Immobilization stress increased cytochrome P450 1A2 (CYP1A2) expression in the ovary of rat
Jong-Chan Hwang,Hwan-Deuk Kim,Byung-Joon Park,Ryoung-Hoon Jeon,Su-Min Baek,Seoung-Woo Lee,Min Jang,Seul-Gi Bae,Sung-Ho Yun,Jin-Kyu Park,Young-Sam Kwon,Seung-Joon Kim,Won-Jae Lee 한국동물생명공학회(구 한국동물번식학회) 2021 Journal of Animal Reproduction and Biotechnology Vol.36 No.1
Under the stressed condition, a complex feedback mechanism for stress is activated to maintain homeostasis of the body and secretes several stress hormones.
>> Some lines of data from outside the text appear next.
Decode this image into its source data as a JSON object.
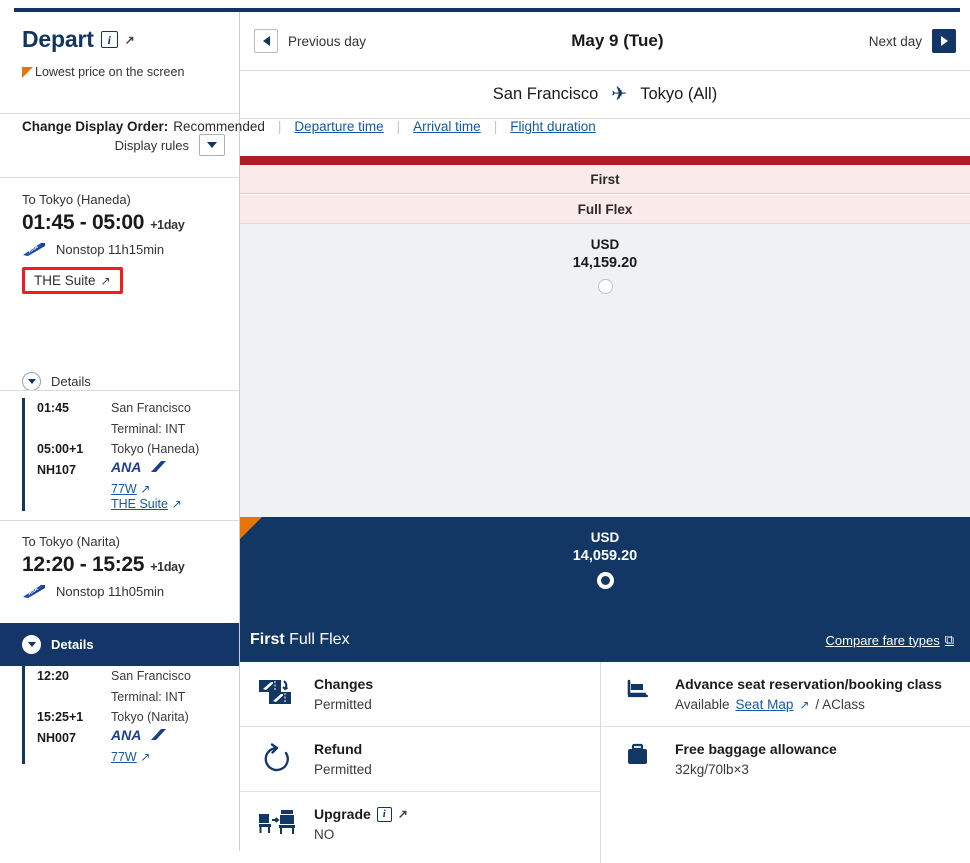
{
  "header": {
    "depart_title": "Depart",
    "info_icon": "info-icon",
    "external_icon": "↗",
    "lowest_price_note": "Lowest price on the screen"
  },
  "daynav": {
    "prev_label": "Previous day",
    "date_label": "May 9 (Tue)",
    "next_label": "Next day"
  },
  "route": {
    "origin": "San Francisco",
    "plane_icon": "✈",
    "destination": "Tokyo (All)"
  },
  "display_order": {
    "lead": "Change Display Order:",
    "current": "Recommended",
    "options": [
      "Departure time",
      "Arrival time",
      "Flight duration"
    ]
  },
  "display_rules": {
    "label": "Display rules"
  },
  "fare_columns": {
    "cabin": "First",
    "fare_type": "Full Flex"
  },
  "flights": [
    {
      "destination": "To Tokyo (Haneda)",
      "times": "01:45 - 05:00",
      "day_offset": "+1day",
      "stops": "Nonstop 11h15min",
      "product_badge": "THE Suite",
      "details_label": "Details",
      "segments": {
        "dep_time": "01:45",
        "dep_place": "San Francisco",
        "dep_terminal": "Terminal: INT",
        "arr_time": "05:00+1",
        "arr_place": "Tokyo (Haneda)",
        "flight_no": "NH107",
        "carrier": "ANA",
        "aircraft": "77W",
        "cabin_product": "THE Suite"
      },
      "price": {
        "currency": "USD",
        "amount": "14,159.20",
        "selected": false
      }
    },
    {
      "destination": "To Tokyo (Narita)",
      "times": "12:20 - 15:25",
      "day_offset": "+1day",
      "stops": "Nonstop 11h05min",
      "details_label": "Details",
      "segments": {
        "dep_time": "12:20",
        "dep_place": "San Francisco",
        "dep_terminal": "Terminal: INT",
        "arr_time": "15:25+1",
        "arr_place": "Tokyo (Narita)",
        "flight_no": "NH007",
        "carrier": "ANA",
        "aircraft": "77W"
      },
      "price": {
        "currency": "USD",
        "amount": "14,059.20",
        "selected": true
      }
    }
  ],
  "selected_fare": {
    "cabin": "First",
    "fare_type": "Full Flex",
    "compare_link": "Compare fare types"
  },
  "benefits_left": [
    {
      "icon": "changes-icon",
      "title": "Changes",
      "value": "Permitted"
    },
    {
      "icon": "refund-icon",
      "title": "Refund",
      "value": "Permitted"
    },
    {
      "icon": "upgrade-icon",
      "title": "Upgrade",
      "value": "NO",
      "has_info": true
    }
  ],
  "benefits_right": [
    {
      "icon": "seat-icon",
      "title": "Advance seat reservation/booking class",
      "value_prefix": "Available",
      "link": "Seat Map",
      "value_suffix": "/ AClass"
    },
    {
      "icon": "baggage-icon",
      "title": "Free baggage allowance",
      "value": "32kg/70lb×3"
    }
  ],
  "colors": {
    "navy": "#123764",
    "red_bar": "#ae1c26",
    "pink_row": "#fbeaea",
    "orange": "#e8740c",
    "link_blue": "#1558a8",
    "highlight_red": "#f51b1b"
  }
}
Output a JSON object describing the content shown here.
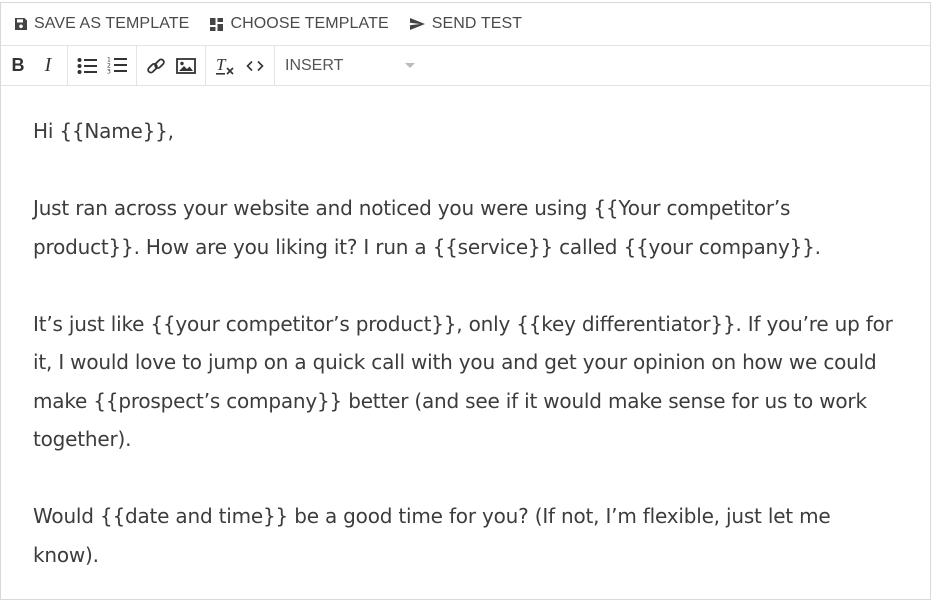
{
  "top_toolbar": {
    "save_template": "SAVE AS TEMPLATE",
    "choose_template": "CHOOSE TEMPLATE",
    "send_test": "SEND TEST"
  },
  "format_bar": {
    "bold": "B",
    "italic": "I",
    "insert_label": "INSERT"
  },
  "editor": {
    "paragraphs": [
      "Hi {{Name}},",
      "Just ran across your website and noticed you were using {{Your competitor’s product}}. How are you liking it? I run a {{service}} called {{your company}}.",
      "It’s just like {{your competitor’s product}}, only {{key differentiator}}. If you’re up for it, I would love to jump on a quick call with you and get your opinion on how we could make {{prospect’s company}} better (and see if it would make sense for us to work together).",
      "Would {{date and time}} be a good time for you? (If not, I’m flexible, just let me know)."
    ]
  }
}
But these stress hormones impair synthesis and secretion of the reproductive hormones, followed by suppression of ovarian function. Cytochrome P450 1A2 (CYP1A2) plays a major role in metabolizing exogenous substances and endogenous hormones, and its expression is recently identified at not only the liver but also several organs with respect to the pancreas, lung and ovary. Although the expression of CYP1A2 can be also affected by several factors, understanding for the changed pattern of the ovarian CYP1A2 expression upon stress induction is still limited. Therefore, CYP1A2 expression in the ovaries from immobilization stress-induced rats were assessed in the present study. The stress-induced rats in the present study exhibited the physiological changes in terms of increased stress hormone level and decreased body weight gains. Under immunohistological observation, the ovarian CYP1A2 expression in both control and the stressed ovary was localized in the antral to pre-ovulatory follicles. However, its expression level was significantly (p < 0.01) higher in the stress-induced group than control group. In addition, stress-induced group presented more abundant CYP1A2-positive follicles (%) than control group. Since expression of the ovarian CYP1A2 was highly related with follicle atresia, increased expression of CYP1A2 in the stressed ovary might be associated with changes of the ovarian follicular dynamics due to stress induction. We hope that these findings have important implications in the fields of the reproductive biology.